Our Bank bought another Bank and the integration is beginning. I received a call from a Tech who wanted a password reset for a user. He did not have the user on the line so I could not verify the user's identity (mother's maiden name and such like that). When I asked him to put the user on the line so that I could verify that information, he launched into a story that "he always does this." What he's always been doing is calling a conference line specifically set up for this sort of thing but, due to a scheduling mistake, the conference line was occupied by an unrelated meeting and he just wanted it taken care of and so called the Help Desk.

I refused to violate identity verification procedures and after some
dancing around with Team Leads and the Function Desk, I transferred him to the Function Desk who said that they would do it, which made me look like a complete moron.

I immediately went to the Tactical Manager to complain about these "exceptions" that we never hear about and are somehow expected to just do.

I learned that these calls should be going to the Function Desk, where they "just take care of it", but if they're busy, the calls roll out to the general queue. I commented that I always seem to get these calls.
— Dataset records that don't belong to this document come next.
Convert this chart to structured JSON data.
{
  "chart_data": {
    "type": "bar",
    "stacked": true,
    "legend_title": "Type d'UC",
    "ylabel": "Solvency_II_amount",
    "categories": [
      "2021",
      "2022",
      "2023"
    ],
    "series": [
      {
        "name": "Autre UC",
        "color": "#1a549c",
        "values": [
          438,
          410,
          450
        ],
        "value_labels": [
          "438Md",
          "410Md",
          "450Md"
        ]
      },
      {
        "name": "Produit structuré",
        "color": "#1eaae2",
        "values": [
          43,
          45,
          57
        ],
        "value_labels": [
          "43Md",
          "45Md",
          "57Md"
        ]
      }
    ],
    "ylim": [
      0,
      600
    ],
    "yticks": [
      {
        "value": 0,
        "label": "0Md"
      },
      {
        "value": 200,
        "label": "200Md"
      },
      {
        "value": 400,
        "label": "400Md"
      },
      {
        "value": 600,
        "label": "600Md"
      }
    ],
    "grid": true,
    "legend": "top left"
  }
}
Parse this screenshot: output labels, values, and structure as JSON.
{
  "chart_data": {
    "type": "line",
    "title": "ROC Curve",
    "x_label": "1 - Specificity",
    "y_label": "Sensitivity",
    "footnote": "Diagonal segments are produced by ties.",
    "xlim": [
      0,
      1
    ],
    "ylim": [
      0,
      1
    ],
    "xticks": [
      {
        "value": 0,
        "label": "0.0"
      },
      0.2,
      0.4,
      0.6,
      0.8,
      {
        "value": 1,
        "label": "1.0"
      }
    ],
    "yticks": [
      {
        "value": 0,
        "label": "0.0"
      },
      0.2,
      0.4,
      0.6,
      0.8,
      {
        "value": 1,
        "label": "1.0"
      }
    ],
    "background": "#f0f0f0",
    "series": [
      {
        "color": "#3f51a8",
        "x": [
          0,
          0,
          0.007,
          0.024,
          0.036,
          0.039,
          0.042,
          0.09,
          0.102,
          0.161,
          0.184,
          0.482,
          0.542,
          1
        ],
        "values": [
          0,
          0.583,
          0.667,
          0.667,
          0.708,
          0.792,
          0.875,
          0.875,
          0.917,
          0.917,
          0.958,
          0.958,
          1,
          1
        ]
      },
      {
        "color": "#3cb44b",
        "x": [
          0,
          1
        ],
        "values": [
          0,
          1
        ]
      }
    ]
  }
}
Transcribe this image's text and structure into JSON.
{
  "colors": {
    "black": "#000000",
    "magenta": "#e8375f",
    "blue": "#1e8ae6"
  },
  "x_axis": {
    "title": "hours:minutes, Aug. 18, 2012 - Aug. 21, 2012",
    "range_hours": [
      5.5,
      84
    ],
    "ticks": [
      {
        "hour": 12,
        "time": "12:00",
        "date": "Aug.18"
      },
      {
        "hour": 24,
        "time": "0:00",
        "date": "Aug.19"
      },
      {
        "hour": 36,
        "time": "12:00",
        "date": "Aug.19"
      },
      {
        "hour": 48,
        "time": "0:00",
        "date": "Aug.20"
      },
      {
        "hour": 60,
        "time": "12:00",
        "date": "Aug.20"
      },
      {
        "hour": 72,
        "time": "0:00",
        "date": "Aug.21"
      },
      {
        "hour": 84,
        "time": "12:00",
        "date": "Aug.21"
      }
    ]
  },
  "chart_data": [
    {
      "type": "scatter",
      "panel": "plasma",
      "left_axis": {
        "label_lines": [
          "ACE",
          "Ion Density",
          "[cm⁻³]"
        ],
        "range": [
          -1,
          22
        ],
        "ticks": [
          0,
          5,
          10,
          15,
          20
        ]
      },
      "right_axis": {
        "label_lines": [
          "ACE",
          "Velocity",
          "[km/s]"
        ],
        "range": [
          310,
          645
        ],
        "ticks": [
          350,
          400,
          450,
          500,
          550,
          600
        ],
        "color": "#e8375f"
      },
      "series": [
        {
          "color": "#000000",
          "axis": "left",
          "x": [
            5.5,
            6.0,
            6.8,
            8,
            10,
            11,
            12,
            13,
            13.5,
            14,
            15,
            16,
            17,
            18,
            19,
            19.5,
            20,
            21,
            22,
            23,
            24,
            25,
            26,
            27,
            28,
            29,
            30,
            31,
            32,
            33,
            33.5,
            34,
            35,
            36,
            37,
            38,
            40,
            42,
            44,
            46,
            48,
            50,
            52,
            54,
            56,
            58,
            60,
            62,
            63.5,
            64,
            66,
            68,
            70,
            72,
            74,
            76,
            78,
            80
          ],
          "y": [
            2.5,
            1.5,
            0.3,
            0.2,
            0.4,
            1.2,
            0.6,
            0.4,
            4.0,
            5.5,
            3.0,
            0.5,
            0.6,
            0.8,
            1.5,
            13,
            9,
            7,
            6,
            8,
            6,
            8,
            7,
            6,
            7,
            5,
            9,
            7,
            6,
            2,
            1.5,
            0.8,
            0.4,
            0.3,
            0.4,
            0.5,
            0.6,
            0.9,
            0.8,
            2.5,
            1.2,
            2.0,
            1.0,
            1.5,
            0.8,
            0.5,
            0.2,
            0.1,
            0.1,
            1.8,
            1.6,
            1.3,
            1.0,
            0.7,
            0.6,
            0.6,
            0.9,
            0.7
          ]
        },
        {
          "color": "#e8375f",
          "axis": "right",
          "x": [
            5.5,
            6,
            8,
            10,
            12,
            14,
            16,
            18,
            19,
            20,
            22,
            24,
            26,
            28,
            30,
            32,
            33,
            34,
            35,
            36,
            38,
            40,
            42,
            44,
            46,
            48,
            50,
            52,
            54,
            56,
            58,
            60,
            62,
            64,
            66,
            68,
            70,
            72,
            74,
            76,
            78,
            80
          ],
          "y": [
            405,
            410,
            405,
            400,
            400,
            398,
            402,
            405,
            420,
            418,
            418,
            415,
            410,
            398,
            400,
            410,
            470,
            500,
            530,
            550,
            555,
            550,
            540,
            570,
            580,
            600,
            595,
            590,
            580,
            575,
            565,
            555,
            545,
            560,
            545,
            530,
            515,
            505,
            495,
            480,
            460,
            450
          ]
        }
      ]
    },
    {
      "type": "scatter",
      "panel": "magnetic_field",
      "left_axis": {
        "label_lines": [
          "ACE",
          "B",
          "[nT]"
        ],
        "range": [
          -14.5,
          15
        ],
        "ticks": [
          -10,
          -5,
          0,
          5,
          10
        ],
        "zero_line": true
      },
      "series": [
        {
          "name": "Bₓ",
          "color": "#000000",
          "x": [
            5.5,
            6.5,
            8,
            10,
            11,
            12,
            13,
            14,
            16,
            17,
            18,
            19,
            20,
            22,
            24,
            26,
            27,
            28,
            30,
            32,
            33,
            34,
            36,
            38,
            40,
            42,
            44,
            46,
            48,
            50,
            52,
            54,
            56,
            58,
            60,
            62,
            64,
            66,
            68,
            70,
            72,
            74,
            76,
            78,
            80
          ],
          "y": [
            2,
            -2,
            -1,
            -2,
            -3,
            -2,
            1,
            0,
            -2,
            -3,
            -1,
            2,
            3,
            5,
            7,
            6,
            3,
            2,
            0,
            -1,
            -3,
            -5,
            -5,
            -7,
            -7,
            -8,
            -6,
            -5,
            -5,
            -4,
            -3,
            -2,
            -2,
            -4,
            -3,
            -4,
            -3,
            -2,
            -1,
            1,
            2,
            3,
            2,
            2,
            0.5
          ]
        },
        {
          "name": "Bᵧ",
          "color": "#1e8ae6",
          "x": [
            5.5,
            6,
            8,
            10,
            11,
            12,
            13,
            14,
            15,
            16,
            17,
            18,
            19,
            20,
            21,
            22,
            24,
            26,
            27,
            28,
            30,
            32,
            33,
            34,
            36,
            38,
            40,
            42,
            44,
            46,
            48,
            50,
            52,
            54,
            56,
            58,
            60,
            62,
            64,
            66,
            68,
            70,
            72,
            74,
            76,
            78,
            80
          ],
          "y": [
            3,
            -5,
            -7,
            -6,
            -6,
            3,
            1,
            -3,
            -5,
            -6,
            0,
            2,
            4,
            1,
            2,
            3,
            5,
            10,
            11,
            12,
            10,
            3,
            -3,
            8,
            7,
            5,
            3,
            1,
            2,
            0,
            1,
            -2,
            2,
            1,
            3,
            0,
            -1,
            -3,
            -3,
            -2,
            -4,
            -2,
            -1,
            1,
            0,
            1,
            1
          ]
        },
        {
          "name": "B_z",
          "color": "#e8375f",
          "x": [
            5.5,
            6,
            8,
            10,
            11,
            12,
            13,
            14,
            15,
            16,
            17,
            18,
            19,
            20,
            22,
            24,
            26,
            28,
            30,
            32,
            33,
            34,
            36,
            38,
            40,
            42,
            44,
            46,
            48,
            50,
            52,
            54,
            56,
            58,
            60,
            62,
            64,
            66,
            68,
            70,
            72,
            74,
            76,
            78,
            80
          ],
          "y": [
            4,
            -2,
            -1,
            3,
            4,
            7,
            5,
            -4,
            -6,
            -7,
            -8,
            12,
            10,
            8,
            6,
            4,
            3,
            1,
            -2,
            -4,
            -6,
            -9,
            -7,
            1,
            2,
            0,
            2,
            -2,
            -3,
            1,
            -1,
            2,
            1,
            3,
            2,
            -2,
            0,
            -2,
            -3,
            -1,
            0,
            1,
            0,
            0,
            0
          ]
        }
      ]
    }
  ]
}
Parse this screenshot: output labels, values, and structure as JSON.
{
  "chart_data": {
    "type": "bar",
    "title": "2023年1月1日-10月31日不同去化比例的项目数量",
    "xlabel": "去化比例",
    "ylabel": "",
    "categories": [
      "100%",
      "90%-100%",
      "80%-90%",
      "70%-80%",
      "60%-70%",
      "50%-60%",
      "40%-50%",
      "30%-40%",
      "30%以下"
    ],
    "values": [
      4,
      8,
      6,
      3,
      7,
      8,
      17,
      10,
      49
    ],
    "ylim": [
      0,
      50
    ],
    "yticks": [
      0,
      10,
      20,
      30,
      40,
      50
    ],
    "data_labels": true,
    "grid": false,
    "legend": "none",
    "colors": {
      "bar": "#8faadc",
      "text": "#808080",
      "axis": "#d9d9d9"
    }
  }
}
Not two minutes later, the same tech calling for the same nonsense got through to me again. I immediately transferred him back to the Function Desk.

And just after that, we received a message that "If anyone gets a call from Tech_A or Tech_B to reset a password, you may perform the reset without security verification. This applies to today only!"

Geis: "Would it not be appropriate to verify the identities of Tech_A or Tech_B?"

Team Lead: "In most cases I would say yes - but this a pre-authorized process that falls under the Conversion."

Geis: So let me get this straight. . . the only way we will know that the person claiming to be Tech_A calling for a password reset is really Tech_A is that he will say that he's Tech_A. And Data Security's OK with that? And if it turns out that the person calling isn't who he claims to be, what then? Really, if we abandon the security procedures just because the techs are too busy to follow them, why do we have them at all?"

Team Lead: "What can I say? I see your point. I also see that Management made a decision on how to proceed."

Geis: There will come a day, hopefully not today, that these "exceptions of convenience" will burn us very badly. And on that day, as the people who made that decision are clearing out their desks, my only comfort will be in saying that I tried to warn you."

1 comment:

Anonymous said...

i'm with ya. "transition" periods are when you should be MORE diligent with security, not less. A smart hacker knows that people tend to let their guards down when they are distracted or if they fall out of their regular routine.

statistics show that a large percentage of compromised systems are the direct result of someone happily giving their password out to someone else who they believe its OK to give it to.

we did a security breach test a couple years ago where they simply had someone call random people throughout the department and claimed they were the help desk and needed to reset their password due to a new "password policy" and needed their current password first. Over 80% of people gave it up without even batting an eye.